Les Caractères de Jean de La Bruyère et les Maximes de François de La Rochefoucauld sont deux œuvres majeures de la littérature morale du XVIIe siècle, qui partagent des préoccupations communes tout en se distinguant par leurs approches respectives de l'analyse des mœurs. Ces deux œuvres se rejoignent dans leur volonté de dénoncer les vices et les faiblesses humaines, mais diffèrent par la structure de leurs écrits et leur conception de la condition humaine.
1. Une volonté commune de dénoncer les vices humains
Les deux auteurs partagent une vision pessimiste de la nature humaine. Chez La Rochefoucauld, cette vision est dominée par l’idée que l’égoïsme et l’amour-propre dirigent les actions humaines. Ses Maximes sont de courtes sentences qui mettent en lumière les motivations cachées derrière les comportements humains. Selon lui, « L’amour-propre est le plus grand de tous les flatteurs. » Tout acte, aussi noble soit-il en apparence, est guidé par des intérêts personnels.
La Bruyère, dans ses Caractères, adopte une approche similaire en dénonçant l'hypocrisie, l'avidité et la vanité de ses contemporains. Cependant, La Bruyère se distingue en offrant des portraits détaillés de personnages types, dans lesquels il illustre les travers sociaux. Son approche plus descriptive lui permet d’offrir une satire des comportements humains dans un cadre précis, comme la cour, tandis que La Rochefoucauld reste davantage sur le plan de la généralité philosophique.
2. La structure et le style : des formes littéraires distinctes
Une des différences majeures entre ces deux œuvres réside dans leur forme. Les Maximes sont des aphorismes brefs, percutants, qui donnent une impression de concision et d’universalité. Par exemple, « La plupart des hommes ont, comme les plantes, des propriétés cachées, que le hasard fait découvrir. » Ce style fragmentaire est adapté à la réflexion morale de La Rochefoucauld, qui cherche à dégager des vérités générales sur l’homme.
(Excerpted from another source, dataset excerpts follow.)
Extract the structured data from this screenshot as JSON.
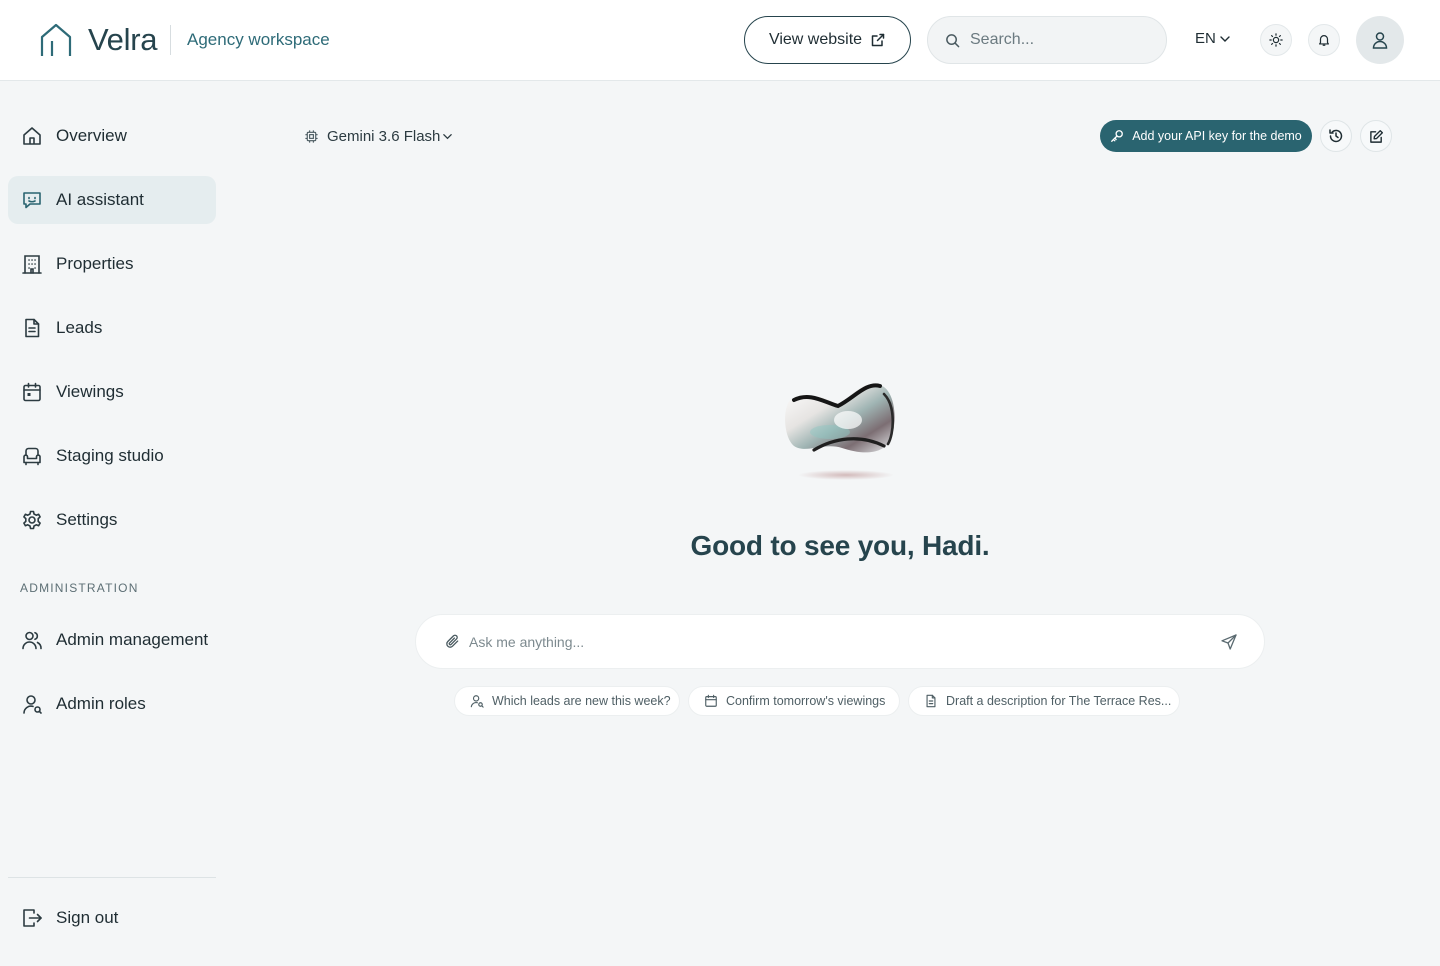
{
  "header": {
    "brand_name": "Velra",
    "brand_subtitle": "Agency workspace",
    "view_website_label": "View website",
    "search_placeholder": "Search...",
    "language": "EN"
  },
  "sidebar": {
    "items": [
      {
        "label": "Overview",
        "icon": "home-icon",
        "active": false
      },
      {
        "label": "AI assistant",
        "icon": "chat-bot-icon",
        "active": true
      },
      {
        "label": "Properties",
        "icon": "building-icon",
        "active": false
      },
      {
        "label": "Leads",
        "icon": "document-icon",
        "active": false
      },
      {
        "label": "Viewings",
        "icon": "calendar-icon",
        "active": false
      },
      {
        "label": "Staging studio",
        "icon": "armchair-icon",
        "active": false
      },
      {
        "label": "Settings",
        "icon": "gear-icon",
        "active": false
      }
    ],
    "admin_section_label": "ADMINISTRATION",
    "admin_items": [
      {
        "label": "Admin management",
        "icon": "users-icon"
      },
      {
        "label": "Admin roles",
        "icon": "user-role-icon"
      }
    ],
    "sign_out_label": "Sign out"
  },
  "assistant": {
    "model_name": "Gemini 3.6 Flash",
    "api_key_button": "Add your API key for the demo",
    "greeting": "Good to see you, Hadi.",
    "input_placeholder": "Ask me anything...",
    "suggestions": [
      {
        "label": "Which leads are new this week?",
        "icon": "user-search-icon"
      },
      {
        "label": "Confirm tomorrow's viewings",
        "icon": "calendar-icon"
      },
      {
        "label": "Draft a description for The Terrace Res...",
        "icon": "document-icon"
      }
    ]
  },
  "colors": {
    "accent": "#2a6470",
    "brand_text": "#26444d",
    "background": "#f4f6f7",
    "active_nav": "#e5edef"
  }
}
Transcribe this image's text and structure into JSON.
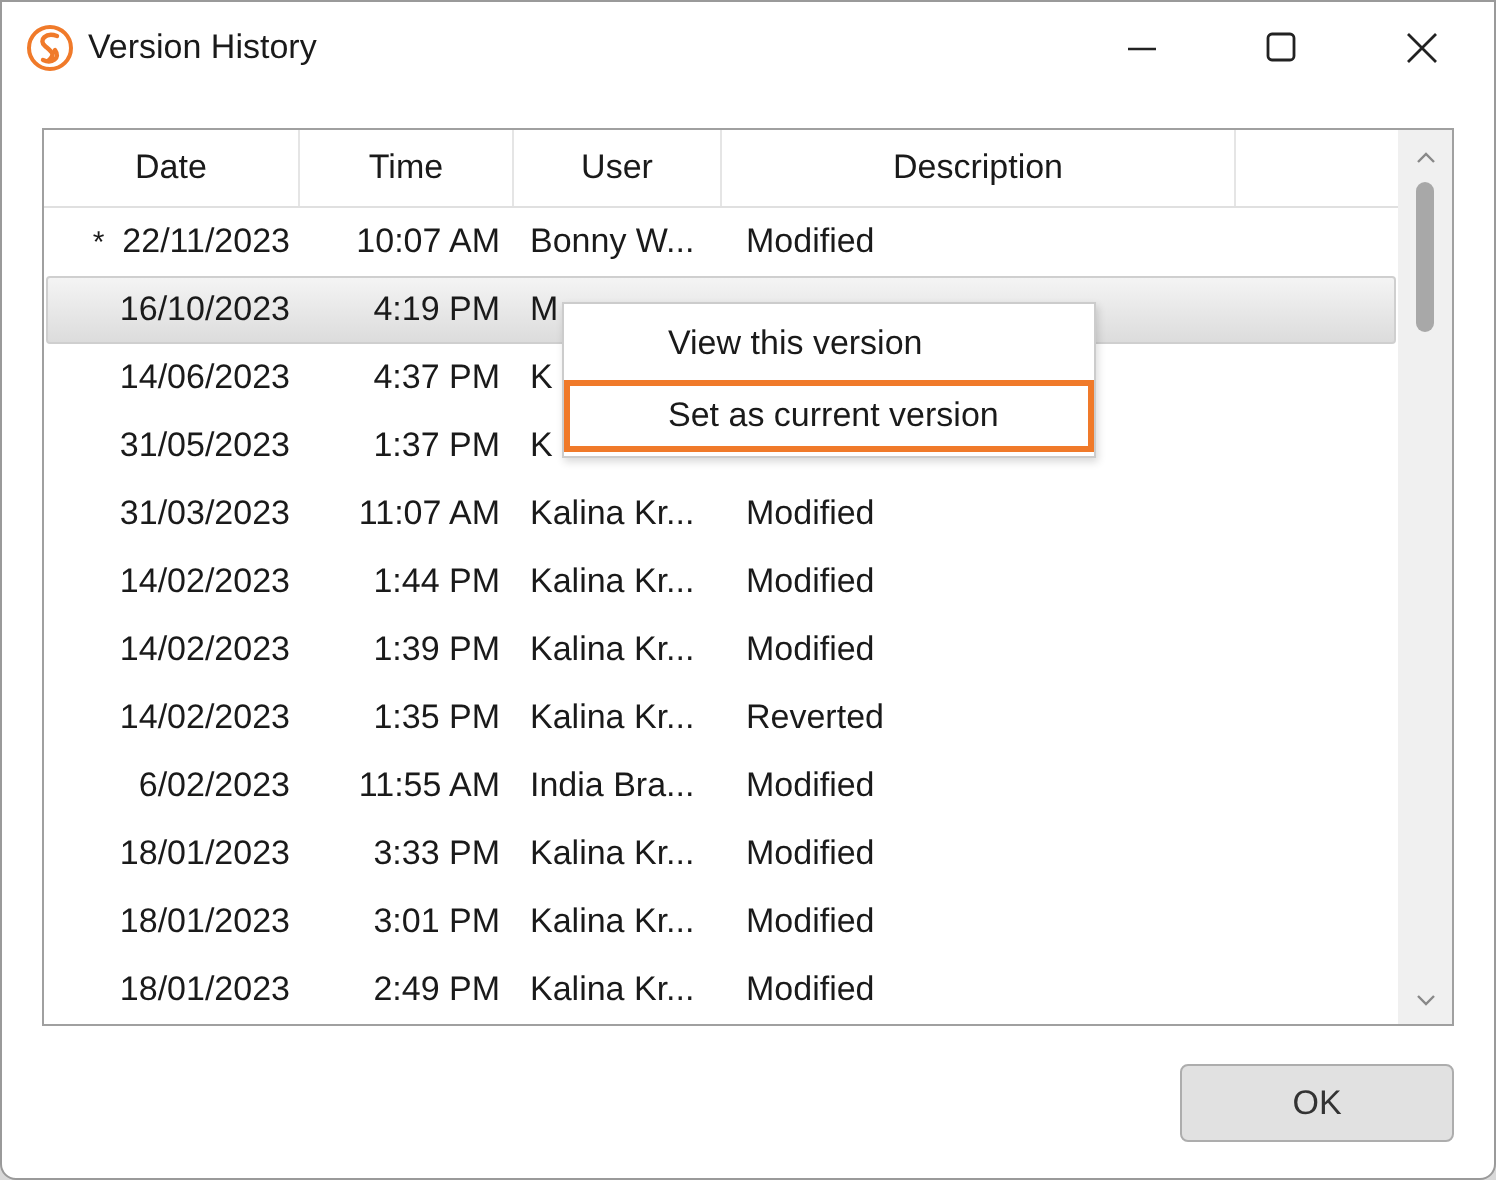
{
  "window": {
    "title": "Version History"
  },
  "table": {
    "columns": [
      "Date",
      "Time",
      "User",
      "Description"
    ],
    "rows": [
      {
        "marker": "*",
        "date": "22/11/2023",
        "time": "10:07 AM",
        "user": "Bonny W...",
        "description": "Modified",
        "selected": false
      },
      {
        "date": "16/10/2023",
        "time": "4:19 PM",
        "user": "M",
        "selected": true
      },
      {
        "date": "14/06/2023",
        "time": "4:37 PM",
        "user": "K",
        "selected": false
      },
      {
        "date": "31/05/2023",
        "time": "1:37 PM",
        "user": "K",
        "selected": false
      },
      {
        "date": "31/03/2023",
        "time": "11:07 AM",
        "user": "Kalina Kr...",
        "description": "Modified",
        "selected": false
      },
      {
        "date": "14/02/2023",
        "time": "1:44 PM",
        "user": "Kalina Kr...",
        "description": "Modified",
        "selected": false
      },
      {
        "date": "14/02/2023",
        "time": "1:39 PM",
        "user": "Kalina Kr...",
        "description": "Modified",
        "selected": false
      },
      {
        "date": "14/02/2023",
        "time": "1:35 PM",
        "user": "Kalina Kr...",
        "description": "Reverted",
        "selected": false
      },
      {
        "date": "6/02/2023",
        "time": "11:55 AM",
        "user": "India Bra...",
        "description": "Modified",
        "selected": false
      },
      {
        "date": "18/01/2023",
        "time": "3:33 PM",
        "user": "Kalina Kr...",
        "description": "Modified",
        "selected": false
      },
      {
        "date": "18/01/2023",
        "time": "3:01 PM",
        "user": "Kalina Kr...",
        "description": "Modified",
        "selected": false
      },
      {
        "date": "18/01/2023",
        "time": "2:49 PM",
        "user": "Kalina Kr...",
        "description": "Modified",
        "selected": false
      }
    ]
  },
  "context_menu": {
    "items": [
      {
        "label": "View this version",
        "selected": false
      },
      {
        "label": "Set as current version",
        "selected": true
      }
    ]
  },
  "buttons": [
    "OK"
  ]
}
La Bruyère, en revanche, utilise un style beaucoup plus narratif et illustratif dans ses Caractères. En développant des portraits de personnages, il offre une réflexion sur les types sociaux et les comportements. Ses descriptions des hypocrites ou des avares, par exemple, plongent le lecteur dans un univers visuel où l’on reconnaît des comportements familiers, souvent ridicules. La richesse de son style descriptif et son ironie permettent à La Bruyère d’explorer les mœurs de manière plus concrète et nuancée que ne le fait La Rochefoucauld.
3. L’analyse du comportement humain : universalité / particularité
La Rochefoucauld, en axant ses Maximes sur l'amour-propre, dépeint une vision plus froide et universelle de la condition humaine. Ses réflexions sur la vanité, l'amitié ou encore l'hypocrisie visent à révéler les vérités cachées derrière les comportements apparemment altruistes. La célèbre maxime : « Il n'y a point d'éloges auxquels l'amour-propre ne nous fasse aspirer, et même le plus grand est de n'en point paraître sensible » illustre bien cette croyance dans le caractère fondamentalement intéressé des actions humaines.
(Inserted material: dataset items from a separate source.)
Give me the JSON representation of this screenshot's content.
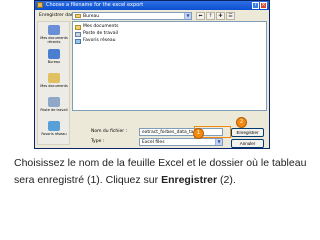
{
  "dialog": {
    "title": "Choose a filename for the excel export",
    "save_in_label": "Enregistrer dans :",
    "save_in_value": "Bureau",
    "places": [
      {
        "label": "Mes documents récents",
        "color": "#6b8fd6"
      },
      {
        "label": "Bureau",
        "color": "#4a7fd0"
      },
      {
        "label": "Mes documents",
        "color": "#e0c060"
      },
      {
        "label": "Poste de travail",
        "color": "#8fa8c8"
      },
      {
        "label": "Favoris réseau",
        "color": "#5aa0d8"
      }
    ],
    "files": [
      {
        "label": "Mes documents",
        "icon": "folder-icon"
      },
      {
        "label": "Poste de travail",
        "icon": "computer-icon"
      },
      {
        "label": "Favoris réseau",
        "icon": "network-icon"
      }
    ],
    "filename_label": "Nom du fichier :",
    "filename_value": "extract_forbes_data_tablea",
    "type_label": "Type :",
    "type_value": "Excel files",
    "save_button": "Enregistrer",
    "cancel_button": "Annuler"
  },
  "markers": {
    "one": "1",
    "two": "2"
  },
  "caption": {
    "text_part1": "Choisissez le nom de la feuille Excel et le dossier où le tableau sera enregistré (1). Cliquez sur ",
    "bold": "Enregistrer",
    "text_part2": " (2)."
  },
  "colors": {
    "accent": "#f28a12",
    "titlebar": "#0b4fd1",
    "dialog_bg": "#ece9d8"
  }
}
La Bruyère, pour sa part, s’intéresse davantage à la diversité des caractères humains. S'il partage avec La Rochefoucauld une vision critique de l’amour-propre et de l’hypocrisie, il s’attache aussi à montrer les nuances dans les comportements individuels. Ses portraits de courtisans, de riches ou de faux savants offrent une palette de comportements spécifiques à chaque milieu social. La Bruyère cherche ainsi à illustrer la manière dont les caractères humains s’expriment dans des contextes sociaux concrets, tandis que La Rochefoucauld s’attache davantage à des vérités abstraites et universelles.
4. Le rôle de la morale
Les deux auteurs se rejoignent dans leur démarche morale, qui consiste à pointer les vices pour amener à une forme de prise de conscience. Cependant, La Rochefoucauld adopte une posture plus désillusionnée : il semble croire que l’homme est irrémédiablement guidé par l’amour-propre et qu’il ne peut échapper à cette condition. En revanche, La Bruyère, bien que critique, laisse place à une dimension éducative. Ses Caractères visent, à travers la satire, à corriger les comportements et à encourager une forme de vertu par la prise de conscience des travers sociaux.
Conclusion
En somme, La Rochefoucauld et La Bruyère partagent un même objectif : dénoncer les travers humains. Cependant, là où La Rochefoucauld propose une réflexion concise et universelle sur la condition humaine à travers ses Maximes, La Bruyère choisit une approche plus littéraire et descriptive dans ses Caractères, peignant des portraits vivants et nuancés. Tandis que La Rochefoucauld met en lumière la constance de l’amour-propre, La Bruyère montre la variété des caractères humains et la manière dont ceux-ci se manifestent dans la société.